How should beneficiaries take the payout?
Beneficiaries of life insurance policies have much to consider in the days following the death of the insured. Not the least of these is the first–and potentially most important–financial decision of all: how the beneficiary receives the payout.
More to the point, which settlement option is most popular?
The overwhelming majority of beneficiaries elect the lump sum option, say sources interviewed. Chief reason: Beneficiaries have an immediate need to replace lost income stemming from the death of the insured. And most don't have sufficient assets outside–or within–the life insurance policy to support an annuity payout.
"Most people don't have enough [in assets] that can translate into a substantive monthly income," says Robert Dehais, vice president of MetLife, New York. "The typical household has a policy death benefit that is less than two times their incomes. And for many Americans, it's less than one time annual income."
Adds Naveed Irshed, a vice president of product development at John Hancock Financial Services, Boston, Mass.: "Approximately 70% of clients opt for a lump sum payout; the other 30% leave funds deposited into what we call a signature account that they can draw on as needed."
That's just as well, advisors say, because the alternative settlement options–fixed period installments, fixed amount installments, interest-only payments and annuitization–generally are not as attractive because of their relative inflexibility.
For example, a beneficiary who selects a life annuity at $600 per month would be unable to boost payments subsequently to $1,200 per month to meet increased financial needs. Absent a provision in the contract stipulating otherwise, beneficiaries would also get locked into the market interest rate prevailing at the time the settlement option is chosen.

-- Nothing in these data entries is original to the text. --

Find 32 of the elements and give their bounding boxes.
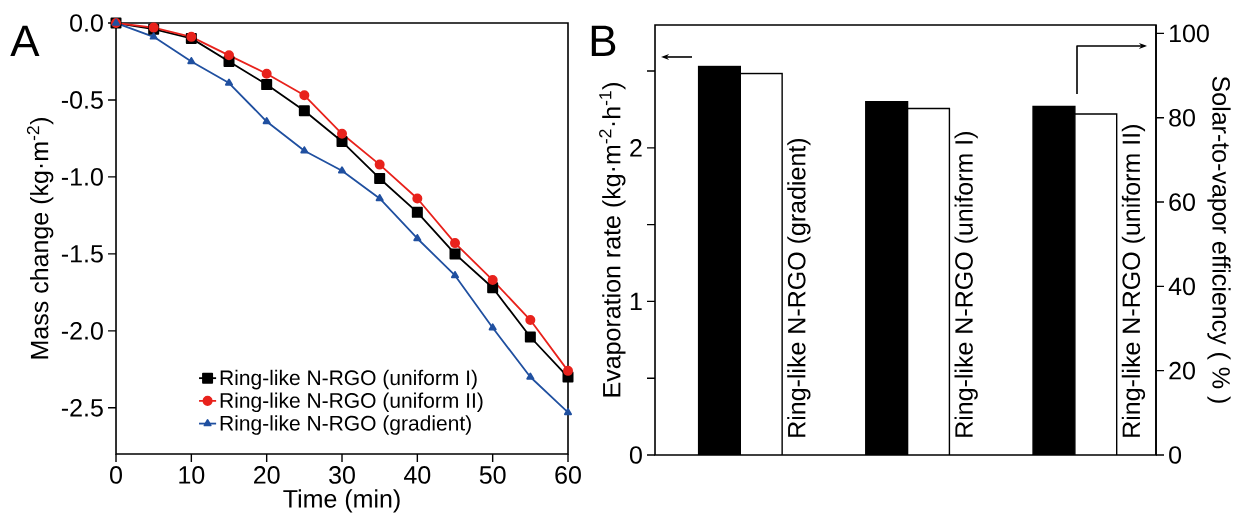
y-tick-label: -2.5	[61, 398, 103, 417]
y-tick-label: -0.5	[61, 91, 103, 109]
y-axis-title: Evaporation rate (kg·m$^{-2}$·h$^{-1}$)	[599, 83, 626, 397]
x-tick-label: 50	[479, 466, 506, 484]
legend-label: Ring-like N-RGO (uniform I)	[220, 369, 477, 390]
y2-axis-title: Solar-to-vapor efficiency ( % )	[1207, 76, 1231, 403]
x-tick-label: 40	[404, 466, 431, 484]
y-tick-label: 2	[630, 139, 642, 157]
x-tick-label: Ring-like N-RGO (gradient)	[787, 138, 811, 437]
legend-label: Ring-like N-RGO (uniform II)	[220, 392, 483, 413]
x-tick-label: 10	[179, 466, 205, 484]
x-tick-label: Ring-like N-RGO (uniform I)	[954, 132, 978, 437]
y-tick-label: -1.0	[61, 168, 103, 186]
x-axis-title: Time (min)	[283, 489, 400, 513]
text: B	[591, 25, 616, 56]
y2-tick-label: 60	[1169, 193, 1195, 211]
y-axis-title: Mass change (kg·m$^{-2}$)	[26, 118, 54, 359]
y-tick-label: -2.0	[61, 321, 103, 340]
y2-tick-label: 0	[1169, 446, 1182, 464]
y2-tick-label: 20	[1169, 361, 1195, 380]
y-tick-label: 1	[630, 292, 642, 311]
y2-tick-label: 80	[1169, 108, 1195, 127]
y-tick-label: 0.0	[70, 14, 103, 32]
y-tick-label: 0	[629, 446, 642, 464]
text: A	[10, 25, 40, 56]
x-tick-label: 0	[110, 466, 122, 484]
x-tick-label: Ring-like N-RGO (uniform II)	[1121, 125, 1146, 437]
x-tick-label: 20	[254, 466, 280, 484]
y2-tick-label: 100	[1170, 24, 1209, 43]
x-tick-label: 30	[329, 466, 355, 484]
y-tick-label: -1.5	[61, 245, 103, 263]
x-tick-label: 60	[555, 466, 581, 484]
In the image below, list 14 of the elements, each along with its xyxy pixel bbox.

That may be fine when interest rates are high. But when they're low, as in the current economy, the value of death benefits can be substantially reduced by inflation.
"What some folks don't understand is that by the time inflation is factored in, a guaranteed income for life annuity that pays $1,000 per month may yield only $500 per month in purchasing power 20 years from now," says Dorothy Strackbein Koetz, a financial planner and principal at Strackbein & Associates, Woodland Hills, Calif. "If you're on a fixed income, that makes a big difference."
To be sure, policyholders can purchase a rider that raises the death benefit in lockstep with inflation. They also can buy riders that guarantee a certain minimum payout. Example: MetLife's Guaranteed Survivor Income Benefit, an option offered with the company's new Guarantee Advantage Universal Life insurance policy, is a rider that guarantees beneficiaries 105% of MetLife's single premium immediate annuity rates. Other options include: take part of the death benefit as a lump sum and part as monthly income; choose both life-only and 10-year certain with life annuity; plus 1%, 2% and 3% cost of living options.